她以后想吃什么他都可以买给她。总归是要拿她当妹妹养起来,虽名分不如柔嘉,可一些吃食,漂亮的衣物首饰,总是能满足的。
心里很高兴的桃夭亲昵地蹭蹭他的手心,想起家中还有上次在山里摘的野果子,去洗了一碗来,顺手递了一颗到谢珩唇边,“先生要不要尝尝?”
谢珩张开嘴将那颗果子含了进去,牙齿才咬了一下,随即眉头紧皱吐了出来,连吃了好几杯水才将那股酸味强压下去。
桃夭见状惊讶,“很酸吗?”都放了那么多日,她觉得味道酸酸甜甜还不错。
谢珩颔首,薄唇紧抿,酸得话都不想说。
这时莲生娘进来,见桃夭正在吃果子,闻着味儿都觉得要酸倒牙齿,不由自主吞咽口水,“这个不拿蜂蜜腌渍怎么能吃?”

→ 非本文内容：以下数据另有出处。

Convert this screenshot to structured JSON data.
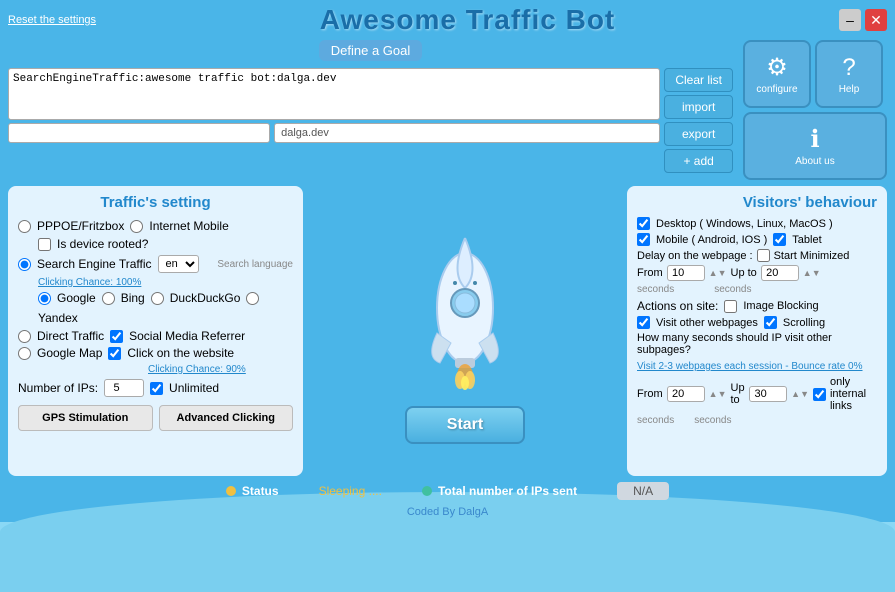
{
  "app": {
    "title": "Awesome Traffic Bot",
    "reset_label": "Reset the settings",
    "coded_by": "Coded By DalgA"
  },
  "window_controls": {
    "minimize_label": "–",
    "close_label": "✕"
  },
  "goal_section": {
    "define_label": "Define a Goal",
    "textarea_value": "SearchEngineTraffic:awesome traffic bot:dalga.dev",
    "domain_value": "dalga.dev",
    "clear_label": "Clear list",
    "import_label": "import",
    "export_label": "export",
    "add_label": "+ add"
  },
  "right_buttons": {
    "configure_label": "configure",
    "configure_icon": "⚙",
    "help_label": "Help",
    "help_icon": "?",
    "about_icon": "ℹ",
    "about_label": "About us"
  },
  "traffic": {
    "title": "Traffic's setting",
    "options": {
      "pppoe": "PPPOE/Fritzbox",
      "internet_mobile": "Internet Mobile",
      "is_device_rooted": "Is device rooted?",
      "search_engine": "Search Engine Traffic",
      "clicking_chance": "Clicking Chance: 100%",
      "lang_value": "en",
      "search_lang": "Search language",
      "google": "Google",
      "bing": "Bing",
      "duckduckgo": "DuckDuckGo",
      "yandex": "Yandex",
      "direct": "Direct Traffic",
      "social_media": "Social Media Referrer",
      "google_map": "Google Map",
      "click_website": "Click on the website",
      "clicking_chance2": "Clicking Chance: 90%",
      "num_ips_label": "Number of IPs:",
      "num_ips_value": "5",
      "unlimited": "Unlimited"
    }
  },
  "buttons": {
    "gps": "GPS Stimulation",
    "advanced": "Advanced Clicking",
    "start": "Start"
  },
  "visitors": {
    "title": "Visitors' behaviour",
    "desktop": "Desktop ( Windows, Linux, MacOS )",
    "mobile": "Mobile ( Android, IOS )",
    "tablet": "Tablet",
    "delay_label": "Delay on the webpage :",
    "start_minimized": "Start Minimized",
    "from_label": "From",
    "from_value": "10",
    "up_to_label": "Up to",
    "up_to_value": "20",
    "seconds_label": "seconds",
    "actions_label": "Actions on site:",
    "image_blocking": "Image Blocking",
    "visit_webpages": "Visit other webpages",
    "scrolling": "Scrolling",
    "subpages_question": "How many seconds should IP visit other subpages?",
    "visit_link": "Visit 2-3 webpages each session - Bounce rate 0%",
    "from2_value": "20",
    "up_to2_value": "30",
    "only_internal": "only internal links"
  },
  "status": {
    "status_label": "Status",
    "sleeping_text": "Sleeping ....",
    "total_label": "Total number of IPs sent",
    "total_value": "N/A"
  }
}
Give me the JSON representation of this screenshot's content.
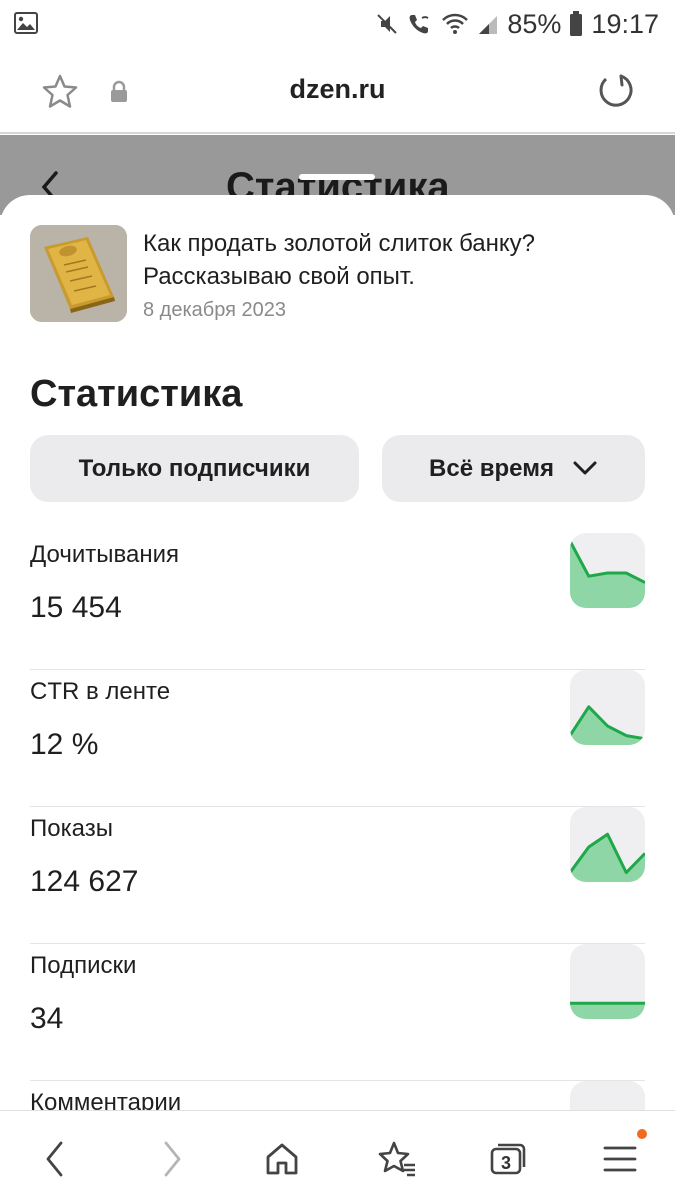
{
  "status_bar": {
    "battery": "85%",
    "time": "19:17",
    "icons": [
      "gallery-icon",
      "mute-icon",
      "wifi-call-icon",
      "wifi-icon",
      "signal-icon",
      "battery-icon"
    ]
  },
  "browser": {
    "url": "dzen.ru",
    "tabs_count": "3"
  },
  "background_page": {
    "title": "Статистика"
  },
  "article": {
    "title": "Как продать золотой слиток банку? Рассказываю свой опыт.",
    "date": "8 декабря 2023"
  },
  "stats": {
    "title": "Статистика",
    "filters": {
      "audience": "Только подписчики",
      "period": "Всё время"
    },
    "metrics": [
      {
        "label": "Дочитывания",
        "value": "15 454",
        "trend": [
          1.0,
          0.45,
          0.5,
          0.5,
          0.35
        ]
      },
      {
        "label": "CTR в ленте",
        "value": "12 %",
        "trend": [
          0.1,
          0.55,
          0.25,
          0.1,
          0.05
        ]
      },
      {
        "label": "Показы",
        "value": "124 627",
        "trend": [
          0.1,
          0.5,
          0.7,
          0.1,
          0.4
        ]
      },
      {
        "label": "Подписки",
        "value": "34",
        "trend": [
          0.2,
          0.2,
          0.2,
          0.2,
          0.2
        ]
      },
      {
        "label": "Комментарии",
        "value": ""
      }
    ]
  },
  "colors": {
    "spark_line": "#1fa84a",
    "spark_fill": "#8fd6a6",
    "notification_dot": "#f26a1b"
  }
}
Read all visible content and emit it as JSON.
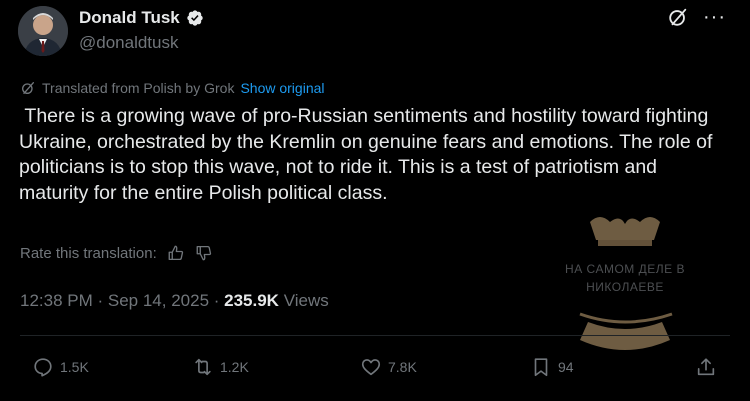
{
  "header": {
    "display_name": "Donald Tusk",
    "handle": "@donaldtusk"
  },
  "translation": {
    "label": "Translated from Polish by Grok",
    "show_original": "Show original"
  },
  "tweet": {
    "text": " There is a growing wave of pro-Russian sentiments and hostility toward fighting Ukraine, orchestrated by the Kremlin on genuine fears and emotions. The role of politicians is to stop this wave, not to ride it. This is a test of patriotism and maturity for the entire Polish political class."
  },
  "rate": {
    "label": "Rate this translation:"
  },
  "meta": {
    "time": "12:38 PM",
    "separator": " · ",
    "date": "Sep 14, 2025",
    "views_count": "235.9K",
    "views_label": " Views"
  },
  "actions": {
    "replies": "1.5K",
    "reposts": "1.2K",
    "likes": "7.8K",
    "bookmarks": "94"
  },
  "watermark": {
    "line1": "НА САМОМ ДЕЛЕ В",
    "line2": "НИКОЛАЕВЕ"
  },
  "colors": {
    "background": "#000000",
    "text": "#e7e9ea",
    "muted": "#71767b",
    "link": "#1d9bf0",
    "verified": "#ffffff"
  }
}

桃夭眯着眼睛笑,“药实在太苦了。”说着又拿了一个半红半青的果子咬了一口。
莲生娘瞧她吃得这样欢,似是想到什么,眼珠子转了一圈,笑,“你随阿娘过来一趟。”
桃夭抱着碗一路跟到她屋里去。
到了屋里,莲生娘特地关了门,问道:“我问你一句话,你要老实答我,千万不能陪着你莲生哥哥合伙骗我,知道吗?”她心眼那么实,指不定莲生哄一哄,什么都听他的。
桃夭好奇,“阿娘要问什么?”
莲生娘悄声问;“你老实同阿娘说,你到底有没有同你莲生哥哥洞房?”
桃夭还以为什么事儿,一脸肯定,“洞了!虽然莲生哥哥一开始不同意,但后来主动问我了!”
莲生娘放下心来。
也许就是小两口太久没见闹别扭,一时打了地铺也是有的。又想起她一味吃那酸溜溜的野果子,忍不住伸手摸摸她十分的小腹,笑,“可有消息了?”
她话音刚落,桃夭捂着嘴偷偷笑。
莲生娘瞧见她这表情,惊喜,“有了?”
“快了,”桃夭羞答答摸着肚子,“说不定已经有了。”毕竟,这几日她都同先生一起睡了。